Entscheidend ist auch das Ca/P-Verhältnis. Günstig ist ein Calcium-Phosphat-Quotient von 1, einige Beispiele von
hier :
Petersilie (frisch): 1,91
Brennnessel (frisch): 1,67
Löwenzahn (frisch): 2,26
Zwei Zitate zum Thema aus ergiebigen Quellen zum Thema Ernährung der Farbmaus:
Text des
Ausschusses für Ernährung der Versuchstiere:
Für die Schnelligkeit des Auftretens von Vitamin D-Mangelerscheinungen sind Calcium und Phosphorgehalt sowie Ca/P-Imbalanzen der Diät mitentscheidend. Das Versuchsziel 'klinischer Mangel' kann schneller erreicht werden, wenn man bereits bei den Müttern der Versuchstiere den Vitamin D-Gehalt im Futter herabsetzt. Vor allem bei Meerschweinchen und Hamster scheint unter ausgeglichenem Ca/P-Verhältnis wenig Bedarf an Vitamin D zu bestehen. Dagegen ist das Kaninchen wiederum für Rachitis sehr empfindlich.
Nachweis: Schattenfreie Epiphysenfuge der Tibia.
Mangelsymptome bei allen Spezies: Symptome der Rachitis, d. h. schlechte Knochenmineralisation, erweiterte und nicht verkalkende Epiphysenfugen.

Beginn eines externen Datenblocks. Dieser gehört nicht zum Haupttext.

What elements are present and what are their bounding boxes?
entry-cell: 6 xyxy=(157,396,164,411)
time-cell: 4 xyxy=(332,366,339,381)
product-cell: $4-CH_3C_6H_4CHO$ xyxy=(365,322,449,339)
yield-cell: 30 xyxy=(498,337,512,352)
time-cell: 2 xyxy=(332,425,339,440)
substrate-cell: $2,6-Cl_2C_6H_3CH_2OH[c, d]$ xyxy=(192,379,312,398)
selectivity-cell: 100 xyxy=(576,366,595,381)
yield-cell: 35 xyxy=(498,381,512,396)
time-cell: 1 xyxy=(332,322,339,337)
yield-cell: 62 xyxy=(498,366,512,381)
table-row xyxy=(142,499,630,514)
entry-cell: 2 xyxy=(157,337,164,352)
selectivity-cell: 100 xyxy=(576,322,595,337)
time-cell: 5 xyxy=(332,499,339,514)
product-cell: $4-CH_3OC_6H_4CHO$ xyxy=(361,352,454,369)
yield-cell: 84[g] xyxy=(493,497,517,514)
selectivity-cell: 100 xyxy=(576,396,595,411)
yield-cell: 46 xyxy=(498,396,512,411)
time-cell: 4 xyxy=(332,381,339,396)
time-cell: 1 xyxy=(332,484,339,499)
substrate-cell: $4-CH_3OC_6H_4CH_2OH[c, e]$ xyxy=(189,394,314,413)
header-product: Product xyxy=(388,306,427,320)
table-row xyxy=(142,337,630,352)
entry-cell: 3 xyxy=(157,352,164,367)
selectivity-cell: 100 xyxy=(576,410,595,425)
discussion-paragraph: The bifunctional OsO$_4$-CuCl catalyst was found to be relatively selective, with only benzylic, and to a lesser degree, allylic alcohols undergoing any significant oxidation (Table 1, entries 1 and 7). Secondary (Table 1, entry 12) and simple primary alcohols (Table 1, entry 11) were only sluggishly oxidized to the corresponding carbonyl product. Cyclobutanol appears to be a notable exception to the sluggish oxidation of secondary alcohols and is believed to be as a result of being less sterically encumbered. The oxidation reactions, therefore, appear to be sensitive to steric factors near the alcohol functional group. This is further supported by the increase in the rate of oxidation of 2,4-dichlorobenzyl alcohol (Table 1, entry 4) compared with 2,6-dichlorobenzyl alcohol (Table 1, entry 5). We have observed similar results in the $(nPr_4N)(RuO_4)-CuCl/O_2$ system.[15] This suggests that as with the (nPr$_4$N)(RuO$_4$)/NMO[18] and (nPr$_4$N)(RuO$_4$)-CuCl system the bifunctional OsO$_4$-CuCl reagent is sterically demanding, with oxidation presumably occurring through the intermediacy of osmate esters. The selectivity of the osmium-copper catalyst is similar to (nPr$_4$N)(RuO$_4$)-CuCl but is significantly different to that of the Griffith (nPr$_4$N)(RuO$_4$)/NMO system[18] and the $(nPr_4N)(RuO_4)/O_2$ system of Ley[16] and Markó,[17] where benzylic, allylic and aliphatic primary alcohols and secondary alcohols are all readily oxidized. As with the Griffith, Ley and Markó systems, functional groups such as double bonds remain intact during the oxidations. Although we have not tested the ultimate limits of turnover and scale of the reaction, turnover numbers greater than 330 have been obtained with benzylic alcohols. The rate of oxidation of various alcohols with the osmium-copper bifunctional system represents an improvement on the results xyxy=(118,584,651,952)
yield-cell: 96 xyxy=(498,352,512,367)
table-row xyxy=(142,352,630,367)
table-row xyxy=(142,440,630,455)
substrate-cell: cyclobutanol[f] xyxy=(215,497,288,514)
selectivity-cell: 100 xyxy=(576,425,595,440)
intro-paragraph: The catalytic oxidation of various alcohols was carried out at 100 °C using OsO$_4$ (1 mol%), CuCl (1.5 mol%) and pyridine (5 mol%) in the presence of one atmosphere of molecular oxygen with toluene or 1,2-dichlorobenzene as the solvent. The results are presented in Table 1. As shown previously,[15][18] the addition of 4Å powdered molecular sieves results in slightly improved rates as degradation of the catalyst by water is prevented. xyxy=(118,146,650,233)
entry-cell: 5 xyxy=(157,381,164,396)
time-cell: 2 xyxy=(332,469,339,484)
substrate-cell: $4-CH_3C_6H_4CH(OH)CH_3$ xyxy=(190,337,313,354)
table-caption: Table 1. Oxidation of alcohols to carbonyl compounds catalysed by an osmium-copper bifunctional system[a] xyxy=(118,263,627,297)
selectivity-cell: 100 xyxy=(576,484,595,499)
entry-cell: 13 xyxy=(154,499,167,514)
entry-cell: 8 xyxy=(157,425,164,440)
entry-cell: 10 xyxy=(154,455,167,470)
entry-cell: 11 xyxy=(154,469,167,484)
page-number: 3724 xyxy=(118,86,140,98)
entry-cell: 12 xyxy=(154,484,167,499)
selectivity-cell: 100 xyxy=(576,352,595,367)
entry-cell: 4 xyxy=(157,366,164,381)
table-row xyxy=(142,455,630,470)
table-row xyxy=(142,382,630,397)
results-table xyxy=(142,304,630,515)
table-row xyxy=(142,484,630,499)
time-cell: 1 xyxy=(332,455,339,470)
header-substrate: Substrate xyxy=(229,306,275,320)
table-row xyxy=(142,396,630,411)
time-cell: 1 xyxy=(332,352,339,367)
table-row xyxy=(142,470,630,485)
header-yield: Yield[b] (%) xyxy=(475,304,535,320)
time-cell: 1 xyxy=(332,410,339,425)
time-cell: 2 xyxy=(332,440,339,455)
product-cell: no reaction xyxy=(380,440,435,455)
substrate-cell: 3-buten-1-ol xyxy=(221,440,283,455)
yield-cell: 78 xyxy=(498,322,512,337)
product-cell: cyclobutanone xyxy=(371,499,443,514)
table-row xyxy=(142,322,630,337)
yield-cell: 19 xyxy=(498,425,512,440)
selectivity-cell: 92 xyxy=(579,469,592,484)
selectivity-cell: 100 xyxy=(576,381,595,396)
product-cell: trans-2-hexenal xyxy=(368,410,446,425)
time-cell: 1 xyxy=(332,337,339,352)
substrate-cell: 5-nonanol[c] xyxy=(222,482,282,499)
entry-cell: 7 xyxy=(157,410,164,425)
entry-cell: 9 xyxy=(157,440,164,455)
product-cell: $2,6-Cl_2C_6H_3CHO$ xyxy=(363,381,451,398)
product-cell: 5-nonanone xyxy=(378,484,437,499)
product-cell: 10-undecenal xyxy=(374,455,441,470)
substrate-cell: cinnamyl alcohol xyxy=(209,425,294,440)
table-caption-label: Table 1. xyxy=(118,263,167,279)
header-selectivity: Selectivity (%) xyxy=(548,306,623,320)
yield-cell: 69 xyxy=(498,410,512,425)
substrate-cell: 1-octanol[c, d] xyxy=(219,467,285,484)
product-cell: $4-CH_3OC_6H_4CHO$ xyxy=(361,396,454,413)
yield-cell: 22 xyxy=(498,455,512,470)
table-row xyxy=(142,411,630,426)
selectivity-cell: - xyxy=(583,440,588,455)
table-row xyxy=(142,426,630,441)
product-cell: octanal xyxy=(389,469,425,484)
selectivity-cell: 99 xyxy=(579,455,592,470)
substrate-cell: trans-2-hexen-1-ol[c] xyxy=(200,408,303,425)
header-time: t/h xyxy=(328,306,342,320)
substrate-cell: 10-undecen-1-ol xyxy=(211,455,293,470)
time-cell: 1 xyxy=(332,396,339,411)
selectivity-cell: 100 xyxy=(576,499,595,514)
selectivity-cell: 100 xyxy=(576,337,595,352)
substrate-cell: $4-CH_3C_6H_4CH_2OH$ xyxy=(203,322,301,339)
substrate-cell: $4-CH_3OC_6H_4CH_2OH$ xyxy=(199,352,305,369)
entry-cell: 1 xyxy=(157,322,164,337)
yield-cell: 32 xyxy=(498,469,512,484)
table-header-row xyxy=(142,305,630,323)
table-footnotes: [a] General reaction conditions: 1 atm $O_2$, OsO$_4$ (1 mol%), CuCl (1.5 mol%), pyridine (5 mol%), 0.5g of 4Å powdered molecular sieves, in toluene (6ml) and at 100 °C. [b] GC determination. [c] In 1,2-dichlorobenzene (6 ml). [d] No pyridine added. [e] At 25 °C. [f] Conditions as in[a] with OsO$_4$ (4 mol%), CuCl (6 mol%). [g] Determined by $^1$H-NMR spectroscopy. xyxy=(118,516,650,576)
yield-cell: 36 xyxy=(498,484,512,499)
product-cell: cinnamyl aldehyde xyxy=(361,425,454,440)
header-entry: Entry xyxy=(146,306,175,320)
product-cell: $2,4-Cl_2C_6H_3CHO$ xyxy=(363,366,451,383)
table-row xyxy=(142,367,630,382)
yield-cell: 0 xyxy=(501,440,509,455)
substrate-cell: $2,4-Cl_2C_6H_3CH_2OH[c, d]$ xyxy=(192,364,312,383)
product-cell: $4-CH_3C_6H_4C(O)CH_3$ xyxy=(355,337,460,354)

Und auf der Suche nach Bedarfszahlen lande ich oft
hier, bei einem Hersteller von Laborpellets für Versuchstiere:
Vitamin D :
AIN ist mit einer Dosis von 1‘000 IE Vitamin D / kg Futter formuliert. Die Tiere wachsen und vermehren sich dabei gut. 1‘000 IE / kg liegt jedoch wohl weit über dem effektiven Bedarf. Aber die NRC-Empfehlungen sind nicht niedriger, weil keine sensitiven Kriterien bestehen, mit denen man den Vitamin D-Status mit geringeren Aufnahmen bestätigen könnte. Die Maus scheint ziemlich unempfindlich gegen Rachitis.
Deswegen habe ich auch keine Online-Publikation zum Thema Rachitis bei Mäusen unter Normaldiät finden können.
Da es hier wirklich wenig verfügbare Texte gibt, bleibt mir nur als Fazit:
Mäuse werden als unempfindlich gegen Rachitis beschrieben.
Da sie nacht- bis dämmerungsaktiv sind, sind sie ohnehin sehr wenig dem Sonnenlicht ausgesetzt. Die Nahrung scheint hier den Bedarf an Vitamin D3 zu decken.